Un topolino sotto sfratto
Due sfigati fratelli ereditano dal padre, con una fabbrichetta, una vecchia casa piuttosto fatiscente, abitata da un roditore furbissimo che sfida ogni tentativo, gattesco e no, di eliminarlo. Cocktail di farsa e di umorismo nero, la commedia, scritta da Adam Rifkin, ha diverse invenzioni di taglio gotico, una tensione narrativa insolita, una partenza lanciata, ma nella 2ª parte si affloscia nella ripetizione. È il caso raro di un film zoocentrico senza bamboleggiamenti che può essere visto con piacere anche dagli adulti.
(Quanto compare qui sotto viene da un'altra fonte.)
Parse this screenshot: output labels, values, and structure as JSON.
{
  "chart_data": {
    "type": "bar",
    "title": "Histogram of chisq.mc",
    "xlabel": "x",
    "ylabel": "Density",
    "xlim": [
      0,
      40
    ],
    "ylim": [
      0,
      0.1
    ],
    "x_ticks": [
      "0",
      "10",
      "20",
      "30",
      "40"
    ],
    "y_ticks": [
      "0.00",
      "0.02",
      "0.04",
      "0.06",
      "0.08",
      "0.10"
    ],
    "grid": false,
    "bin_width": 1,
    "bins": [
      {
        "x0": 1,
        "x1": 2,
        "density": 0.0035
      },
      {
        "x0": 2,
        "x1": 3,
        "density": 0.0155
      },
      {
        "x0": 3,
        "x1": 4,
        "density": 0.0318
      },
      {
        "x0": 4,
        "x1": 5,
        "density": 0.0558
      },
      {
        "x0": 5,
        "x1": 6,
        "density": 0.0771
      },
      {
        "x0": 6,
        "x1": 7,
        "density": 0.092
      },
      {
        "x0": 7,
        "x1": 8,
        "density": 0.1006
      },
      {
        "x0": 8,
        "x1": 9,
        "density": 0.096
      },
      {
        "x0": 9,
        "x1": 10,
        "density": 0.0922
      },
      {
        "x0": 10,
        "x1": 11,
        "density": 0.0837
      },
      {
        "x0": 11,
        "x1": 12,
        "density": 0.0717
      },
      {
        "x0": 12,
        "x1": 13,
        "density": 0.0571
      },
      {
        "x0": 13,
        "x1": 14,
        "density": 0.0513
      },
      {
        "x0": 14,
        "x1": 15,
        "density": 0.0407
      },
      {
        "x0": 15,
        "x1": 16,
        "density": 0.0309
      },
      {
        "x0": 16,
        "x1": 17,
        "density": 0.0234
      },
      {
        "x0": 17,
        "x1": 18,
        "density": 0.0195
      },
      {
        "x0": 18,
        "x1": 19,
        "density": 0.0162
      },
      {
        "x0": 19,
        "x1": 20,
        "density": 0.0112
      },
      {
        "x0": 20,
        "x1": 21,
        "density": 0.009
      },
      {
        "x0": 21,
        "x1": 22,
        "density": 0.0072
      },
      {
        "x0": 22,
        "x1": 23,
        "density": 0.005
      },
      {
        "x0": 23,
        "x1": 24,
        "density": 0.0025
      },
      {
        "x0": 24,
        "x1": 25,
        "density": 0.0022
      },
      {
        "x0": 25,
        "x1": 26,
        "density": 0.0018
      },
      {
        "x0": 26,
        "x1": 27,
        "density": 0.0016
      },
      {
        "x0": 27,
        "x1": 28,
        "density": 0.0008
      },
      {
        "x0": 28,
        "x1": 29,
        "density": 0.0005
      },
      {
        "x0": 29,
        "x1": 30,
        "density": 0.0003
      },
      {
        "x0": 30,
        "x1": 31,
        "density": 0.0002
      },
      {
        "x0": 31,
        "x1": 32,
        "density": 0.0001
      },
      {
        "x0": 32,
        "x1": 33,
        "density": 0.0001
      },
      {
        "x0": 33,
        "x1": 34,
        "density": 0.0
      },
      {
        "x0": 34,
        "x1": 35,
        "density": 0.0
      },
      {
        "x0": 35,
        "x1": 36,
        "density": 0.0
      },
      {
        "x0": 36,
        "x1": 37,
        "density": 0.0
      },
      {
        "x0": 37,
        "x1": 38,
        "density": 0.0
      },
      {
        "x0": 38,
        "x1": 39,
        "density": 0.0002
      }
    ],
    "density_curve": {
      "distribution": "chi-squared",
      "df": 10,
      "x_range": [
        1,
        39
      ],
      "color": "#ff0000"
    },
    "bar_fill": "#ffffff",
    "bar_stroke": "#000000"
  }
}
Topi veri addestrati si alternano e si mescolano con gli animatronic degli Stan Winston Studios e con la computer animation. Prodotto per la Dreamworks. La coppia di N. Lane (americano e noto in TV) e L. Evans (inglese dalla mimica sopra le righe) richiama Laurel & Hardy che, però, nei loro anni d'oro si limitavano ai 2 rulli (20 minuti circa).
Vale la pena? — Un topolino sotto sfratto
3 motivi per guardarlo
- Il topo animatronic che fa danni tipo Saw per roditori, ti spacca la testa
- Nathan Lane e Lee Evans da sfigati totali, una coppia comica a bomba
- La scena del gatto che prende a schiaffi il topo è già meme material
A chi piacerà
Se hai amato i film Disney/Pixar dark tipo 'Up' o 'Coco' ma vuoi qualcosa di più trash. Perfetto per serate pizza con gli amici quando non sai cosa guardare e cerchi risate facili.
3 motivi per non guardarlo
- Seconda parte si affloscia, ti avverto
- Se cerchi CGI moderna, qui è tutto anni '90
- Skip se odi le commedie slapstick, qui si volano oggetti ogni 5 minuti
Commenti (1)
Si vede già la comicità di Gore Verbinski in questo film, ancora prima dei Pirati dei Caraibi.